• Hier matin, 10 heures : j’ai amené les enfants à l’école, pris mon petit-déjeuner et m’apprête à affronter une journée de travail à la maison. Mais la maison est très sale et on attend du monde le soir même. Je décide donc de faire un peu de ménage et d’étrenner mon nouvel aspirateur. Quand je l’ouvre, je crois revivre mon premier noël : revêtu d’un manteau blanc immaculé, l’aspirateur me contemple, serein, j’ai même l’impression qu’il me sourit.

    Je me dirige donc vers l’endroit poussiéreux le plus proche-autant dire que je ne bouge pas-, l’ennemi à poussière dans une main et des étoiles dans les yeux. Je laisse glisser l’autre meilleur ami de l’homme sur le carrelage et l’accompagne d’un pas de promenade. Pendant quelques minutes, je m’adonne à l’ivresse de la contemplation et crois revivre les rêveries du promeneur solitaire.

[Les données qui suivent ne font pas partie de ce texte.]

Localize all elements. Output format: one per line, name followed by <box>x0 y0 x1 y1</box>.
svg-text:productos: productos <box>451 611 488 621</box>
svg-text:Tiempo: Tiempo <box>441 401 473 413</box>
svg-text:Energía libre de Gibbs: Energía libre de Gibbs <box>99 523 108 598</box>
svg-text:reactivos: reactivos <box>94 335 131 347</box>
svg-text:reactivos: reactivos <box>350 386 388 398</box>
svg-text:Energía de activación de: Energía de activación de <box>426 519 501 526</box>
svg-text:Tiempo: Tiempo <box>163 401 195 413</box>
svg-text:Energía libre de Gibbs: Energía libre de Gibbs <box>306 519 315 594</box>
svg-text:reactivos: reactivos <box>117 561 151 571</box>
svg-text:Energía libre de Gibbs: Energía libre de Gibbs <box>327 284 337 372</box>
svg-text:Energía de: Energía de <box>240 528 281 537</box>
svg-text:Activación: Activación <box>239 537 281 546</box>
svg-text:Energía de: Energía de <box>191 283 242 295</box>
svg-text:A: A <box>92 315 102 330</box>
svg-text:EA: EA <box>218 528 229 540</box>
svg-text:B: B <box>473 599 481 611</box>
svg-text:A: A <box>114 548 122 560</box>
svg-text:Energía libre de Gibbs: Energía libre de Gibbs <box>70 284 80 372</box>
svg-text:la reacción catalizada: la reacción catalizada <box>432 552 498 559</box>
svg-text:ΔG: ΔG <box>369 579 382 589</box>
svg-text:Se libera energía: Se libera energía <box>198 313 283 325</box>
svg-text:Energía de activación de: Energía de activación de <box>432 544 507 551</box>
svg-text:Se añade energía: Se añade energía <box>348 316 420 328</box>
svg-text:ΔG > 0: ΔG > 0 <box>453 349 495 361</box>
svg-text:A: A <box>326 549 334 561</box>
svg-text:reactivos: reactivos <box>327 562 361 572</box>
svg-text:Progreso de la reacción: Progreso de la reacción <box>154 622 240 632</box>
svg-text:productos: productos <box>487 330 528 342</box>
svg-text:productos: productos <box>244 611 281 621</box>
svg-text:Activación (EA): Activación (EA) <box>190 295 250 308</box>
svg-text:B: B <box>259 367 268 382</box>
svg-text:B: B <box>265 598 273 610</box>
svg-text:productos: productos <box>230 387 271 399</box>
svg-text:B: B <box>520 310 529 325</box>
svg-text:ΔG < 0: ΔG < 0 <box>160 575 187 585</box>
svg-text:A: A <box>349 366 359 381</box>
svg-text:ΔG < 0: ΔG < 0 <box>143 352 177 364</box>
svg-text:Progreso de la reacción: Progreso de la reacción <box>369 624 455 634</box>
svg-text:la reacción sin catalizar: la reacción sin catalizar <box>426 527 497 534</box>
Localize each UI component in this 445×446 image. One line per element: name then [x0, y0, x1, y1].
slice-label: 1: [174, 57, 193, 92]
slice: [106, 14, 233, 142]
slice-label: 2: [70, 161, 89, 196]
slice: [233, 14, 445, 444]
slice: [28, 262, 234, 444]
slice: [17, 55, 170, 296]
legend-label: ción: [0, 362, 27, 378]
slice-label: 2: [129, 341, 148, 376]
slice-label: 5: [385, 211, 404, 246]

Mais au bout de quelques minutes, j’ai la nette impression que quelque chose trouble ma concentration : mon dos et mon bras droit sont anormalement crispés. Je réfléchis, l’aspirateur n’est pourtant pas lourd, il n’accroche pas non plus, sa course est souple et sinueuse. Quel est le problème alors ? Il est simple, le tube est trop court et m’oblige, bien que je ne sois pas très grand, à me pencher légèrement vers l’avant. J’avais constaté la même chose sur mon ancien aspirateur mais j’avais alors attribué cela à la mauvaise qualité supposée de celui-ci.

    Là, en revanche, plus de doute possible : il semble que les concepteurs de ces appareils n’aient jamais envisagé, au XXIème siècle, l’éventualité qu’un homme puisse passer l’aspirateur. A l’heure où les femmes se mettent au catch et où les hommes s’épilent sous les bras, à l’heure de l’Internet illimité, le libre accès au nettoyage nous serait interdit ?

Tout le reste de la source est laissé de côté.